Si l’article fournit des exemples réels du mécontentement, il échoue à mon avis à rendre compte précisément de ce qui se passe sur le « front » des milices supplétives. Certes, les attaques dont elles sont victimes ont augmenté le mois dernier, le rapprochement avec le gouvernement irakien piétine dans certaines zones cruciales (notamment BAQUBAH, la capitale de la province de DIYALA), et les infiltrations par AQI sont prouvées (certainement dans les incidents survenus à BABIL). Toutefois, on ne saurait tenir pour rien le développement réel des groupes de SoI, tant à ARAB JABOUR, qu’à SALMAN PAK et même à KIRKOUK. Dans ces zones nouvellement pacifiées, les SoI tiennent une place cruciale dans la sécurité locale et reflètent la mentalité de ces communautés qui se gèrent en autonomie.

Des problèmes demeurent surement: les SoI ont été désignés par AQI comme ses ennemis principaux, les milices et les groupes spéciaux chiites ou pro-iraniens les menacent, la confiance entre les SoI et le gouvernement est loin d’être acquise (la question de l’incorporation des miliciens sunnites dans l’armée et la police nationale restant problématique, au moins à l’échelle locale), l’entente entre les milices (qui représentent le pouvoir local des cheiks) et l’armée irakienne (perçue comme l’arme des Chiites, ou des Kurdes, dans la guerre civile, mais aussi vue comme l’instrument du pouvoir central) reste faible et donne parfois lieu à des incidents.

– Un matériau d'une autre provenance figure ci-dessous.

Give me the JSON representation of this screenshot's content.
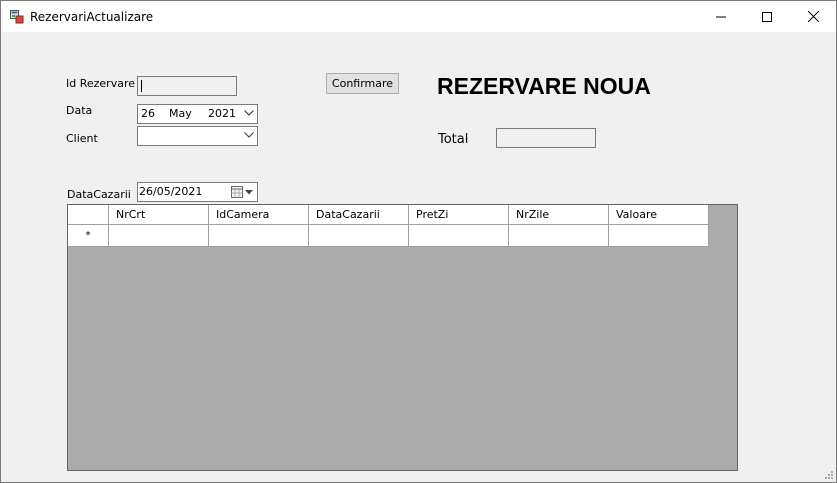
{
  "window": {
    "title": "RezervariActualizare",
    "icon": "form-app-icon",
    "controls": [
      "minimize-icon",
      "maximize-icon",
      "close-icon"
    ]
  },
  "form": {
    "id_rezervare_label": "Id Rezervare",
    "id_rezervare_value": "",
    "data_label": "Data",
    "data_day": "26",
    "data_month": "May",
    "data_year": "2021",
    "client_label": "Client",
    "client_value": "",
    "confirm_button": "Confirmare",
    "heading": "REZERVARE NOUA",
    "total_label": "Total",
    "total_value": "",
    "data_cazarii_label": "DataCazarii",
    "data_cazarii_value": "26/05/2021"
  },
  "grid": {
    "columns": [
      {
        "label": "NrCrt"
      },
      {
        "label": "IdCamera"
      },
      {
        "label": "DataCazarii"
      },
      {
        "label": "PretZi"
      },
      {
        "label": "NrZile"
      },
      {
        "label": "Valoare"
      }
    ],
    "new_row_marker": "*"
  }
}
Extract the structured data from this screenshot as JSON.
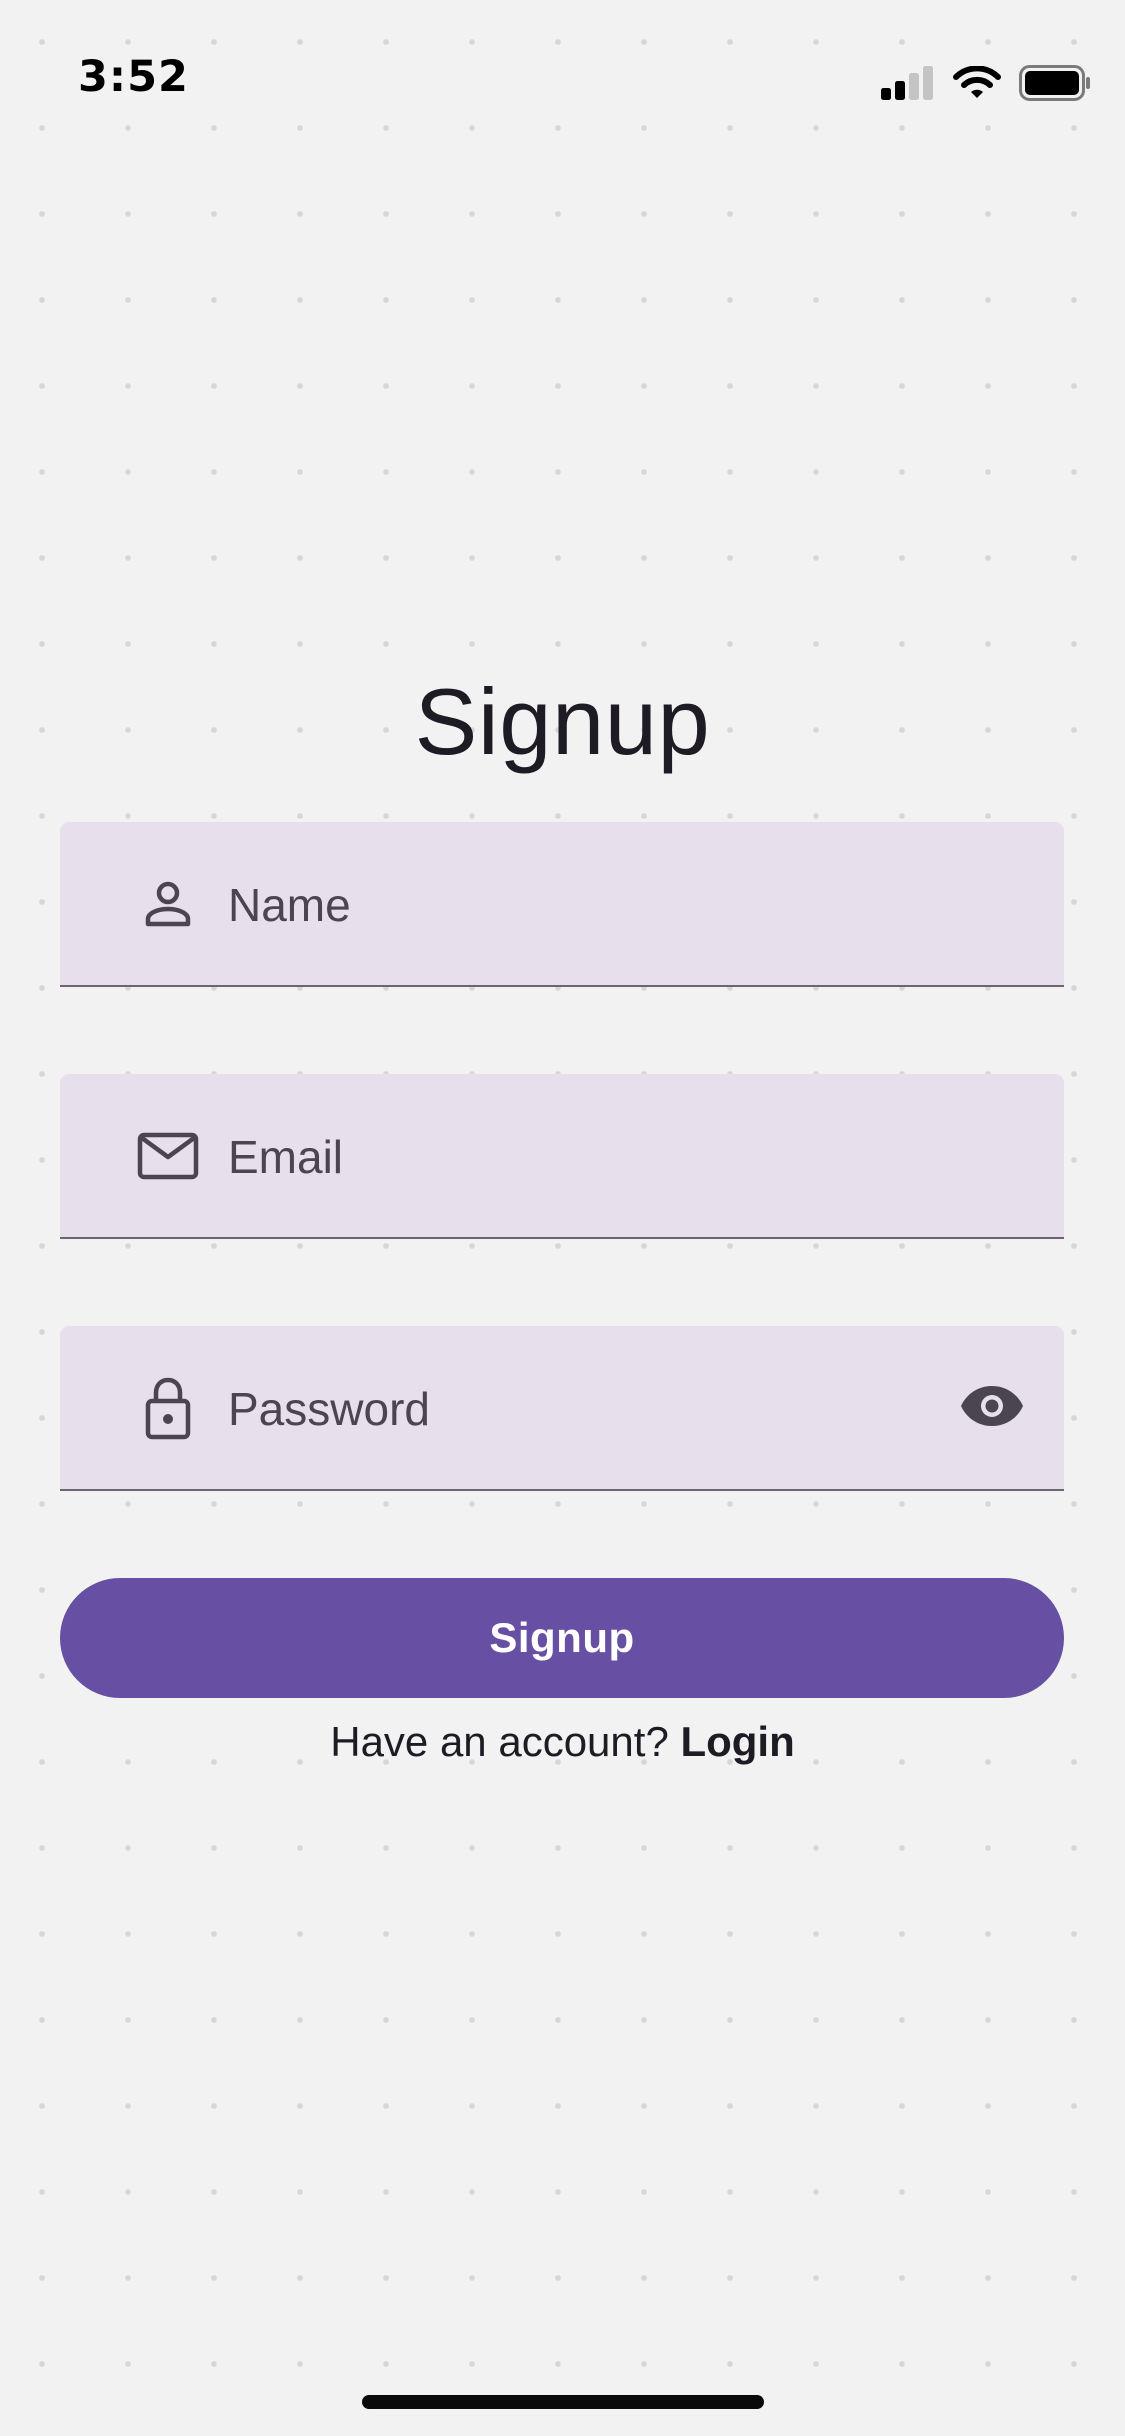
{
  "status_bar": {
    "time": "3:52",
    "icons": [
      "cellular-signal-icon",
      "wifi-icon",
      "battery-icon"
    ]
  },
  "title": "Signup",
  "form": {
    "name": {
      "placeholder": "Name",
      "value": "",
      "icon": "person-icon"
    },
    "email": {
      "placeholder": "Email",
      "value": "",
      "icon": "envelope-icon"
    },
    "password": {
      "placeholder": "Password",
      "value": "",
      "icon": "lock-icon",
      "toggle_icon": "eye-icon"
    },
    "submit_label": "Signup"
  },
  "footer": {
    "prompt": "Have an account?",
    "link_label": "Login"
  },
  "colors": {
    "background": "#f2f2f2",
    "field_fill": "#e7dfec",
    "accent": "#6750a4",
    "text": "#1f1b24",
    "icon": "#4b4551"
  }
}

Tout ceci démontre la difficulté à contrôler les milices supplétives en contexte de stabilisation/contre-insurrection: il faut à la fois les tenir au plus près mais aussi être capable de négocier sur le long terme au sujet de leurs revendications, qui varient entre les demandes d’infrastructures et de services essentiels jusqu’à la reconnaissance de leur rôle dans le combat pour la pacification.

Une dernière remarque: l’article du Washington Post est biaisé en ce sens qu’il collecte des données dispersées au service d’une thèse prédéfinie, à savoir le mécontentement croissant des miliciens sunnites. Même si ce dernier existe localement pour les raisons qu’il décrit d’ailleurs fort bien, cela ne suffit pas à rendre compte de la totalité du phénomène.